Oklahoma police vary in how they will enforce a recent law prohibiting registered sex offenders from living within 2,000 feet of schools.
Oklahoma City police say they will not arrest sex offenders for living within that distance if the offender was convicted of a sexual offense before Nov. 1 _ when the law took effect.
Police in Tulsa and Owasso say they're not sure how they'll address the law, citing legal questions about whether the law applies to offenders convicted before it took effect.
A legislative measure that would have specifically exempted most currently registered offenders promised to clear up the issue, but lawmakers rejected it May 21. The Legislature adjourned Friday.
The current law makes it "unlawful for any person registered pursuant to the Oklahoma Sex Offenders Registration Act to reside within a 2,000-foot radius of any public or private school site or educational institution."
"Nothing in this provision shall require any person to sell or otherwise dispose of any real estate or home acquired or owned prior to the conviction of the person as a sex offender," the law continues.

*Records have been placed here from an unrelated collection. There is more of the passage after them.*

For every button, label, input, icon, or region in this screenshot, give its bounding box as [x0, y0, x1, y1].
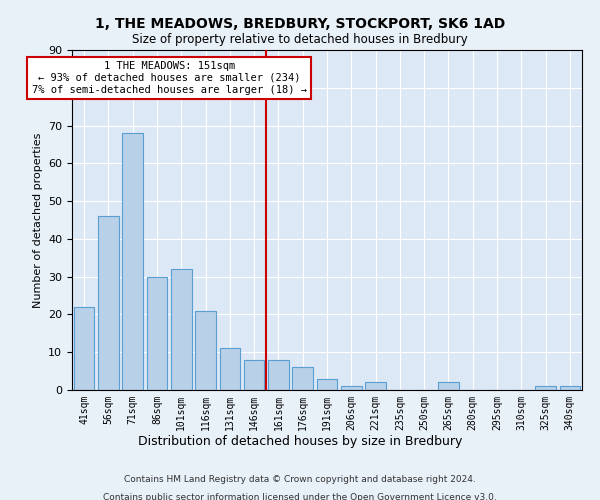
Bar: [268, 360, 289, 390]
Text: Contains public sector information licensed under the Open Government Licence v3: Contains public sector information licen…: [103, 492, 497, 500]
Text: 1 THE MEADOWS: 151sqm
← 93% of detached houses are smaller (234)
7% of semi-deta: 1 THE MEADOWS: 151sqm ← 93% of detached …: [32, 62, 307, 94]
Bar: [535, 386, 556, 390]
Bar: [560, 386, 580, 390]
Bar: [122, 133, 143, 390]
Bar: [146, 276, 167, 390]
Bar: [195, 310, 216, 390]
Text: Size of property relative to detached houses in Bredbury: Size of property relative to detached ho…: [132, 32, 468, 46]
Bar: [365, 382, 386, 390]
Bar: [171, 269, 191, 390]
Bar: [220, 348, 240, 390]
Text: Distribution of detached houses by size in Bredbury: Distribution of detached houses by size …: [138, 435, 462, 448]
Y-axis label: Number of detached properties: Number of detached properties: [32, 132, 43, 308]
Text: Contains HM Land Registry data © Crown copyright and database right 2024.: Contains HM Land Registry data © Crown c…: [124, 475, 476, 484]
Bar: [244, 360, 265, 390]
Bar: [341, 386, 362, 390]
Bar: [438, 382, 459, 390]
Bar: [292, 368, 313, 390]
Bar: [98, 216, 119, 390]
Bar: [74, 307, 94, 390]
Bar: [317, 378, 337, 390]
Text: 1, THE MEADOWS, BREDBURY, STOCKPORT, SK6 1AD: 1, THE MEADOWS, BREDBURY, STOCKPORT, SK6…: [95, 18, 505, 32]
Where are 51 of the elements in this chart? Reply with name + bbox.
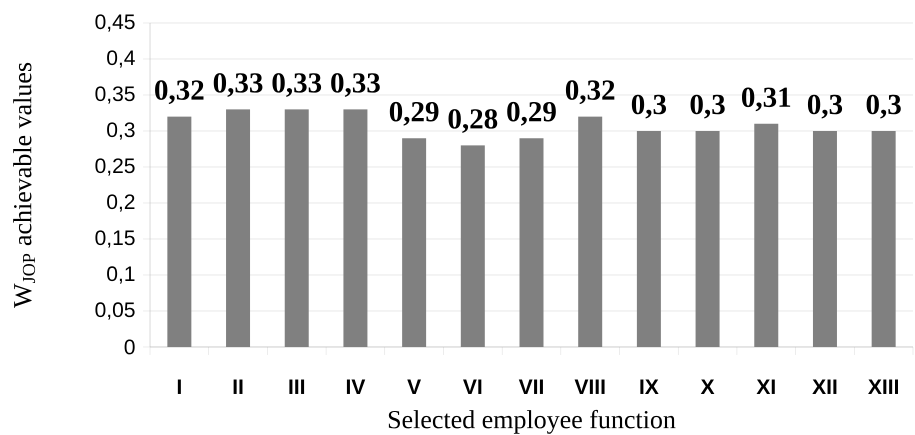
bar: [520, 138, 544, 347]
bar: [284, 109, 309, 347]
y-tick-label: 0,25: [95, 158, 135, 176]
bar: [226, 109, 250, 347]
y-tick-label: 0,45: [95, 14, 135, 32]
data-label: 0,33: [214, 73, 262, 97]
x-tick-label: IV: [346, 380, 366, 394]
data-label: 0,3: [690, 94, 725, 118]
x-tick-label: XIII: [868, 380, 898, 394]
x-axis-title: Selected employee function: [388, 410, 676, 434]
y-tick-label: 0,1: [107, 266, 134, 284]
bar: [578, 116, 602, 347]
x-tick-label: XII: [812, 380, 836, 394]
y-tick-label: 0,35: [95, 86, 135, 104]
bar: [696, 130, 720, 347]
y-tick-label: 0,4: [107, 50, 135, 68]
x-tick-label: XI: [756, 380, 775, 394]
data-label: 0,29: [507, 102, 556, 126]
x-tick-label: X: [700, 380, 714, 394]
y-tick-label: 0,05: [95, 302, 135, 320]
x-tick-label: VIII: [574, 380, 605, 394]
y-tick-label: 0: [124, 340, 135, 354]
data-label: 0,3: [808, 94, 842, 118]
x-tick-label: VII: [518, 380, 543, 394]
x-tick-label: IX: [640, 380, 659, 394]
data-label: 0,32: [566, 80, 614, 104]
x-tick-label: II: [234, 380, 242, 394]
x-tick-label: V: [407, 380, 421, 394]
data-label: 0,3: [866, 94, 901, 118]
bar: [402, 138, 426, 347]
y-axis-title: W$_{JOP}$ achievable values: [13, 62, 36, 308]
bar: [754, 124, 778, 347]
bar: [872, 130, 896, 347]
bar: [167, 116, 192, 347]
data-label: 0,33: [272, 73, 322, 97]
bar: [460, 145, 485, 347]
data-label: 0,33: [331, 73, 380, 97]
bar: [636, 130, 661, 347]
y-tick-label: 0,3: [107, 122, 135, 140]
data-label: 0,31: [742, 88, 790, 112]
data-label: 0,3: [632, 94, 666, 118]
data-label: 0,29: [390, 102, 438, 126]
bar: [343, 109, 368, 347]
data-label: 0,28: [448, 109, 498, 133]
x-tick-label: III: [289, 380, 304, 394]
y-tick-label: 0,2: [107, 194, 134, 212]
y-tick-label: 0,15: [95, 230, 135, 248]
data-label: 0,32: [155, 80, 204, 104]
x-tick-label: VI: [463, 380, 482, 394]
bar: [812, 130, 837, 347]
x-tick-label: I: [178, 380, 181, 394]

"If they were there prior to the law being enacted, they are grandfathered in," Oklahoma City Police Sgt. Gary Knight said, in explaining his department's approach.
But police in Tulsa are seeking help from legal counsel in interpreting the law. Once the opinion is in, the law will be enforced "as quickly as possible," said Tulsa Police Cpl. Randy Lawmaster
Records reviewed by the Tulsa World show that about a third of the nearly 700 registered sex offenders in Tulsa County live within 2,000 feet of a school.
Owasso police are also wondering what to do about registered sex offenders there who live too near schools. The World says at least two offenders there live within the safety zone.
"We're all in the same boat: waiting to see if we have to make people move out," said Sue Blevins, an Owasso police records clerk.
Owasso has already enforced the law regarding an offender convicted after Nov. 1. The offender was asked to move, Blevins said.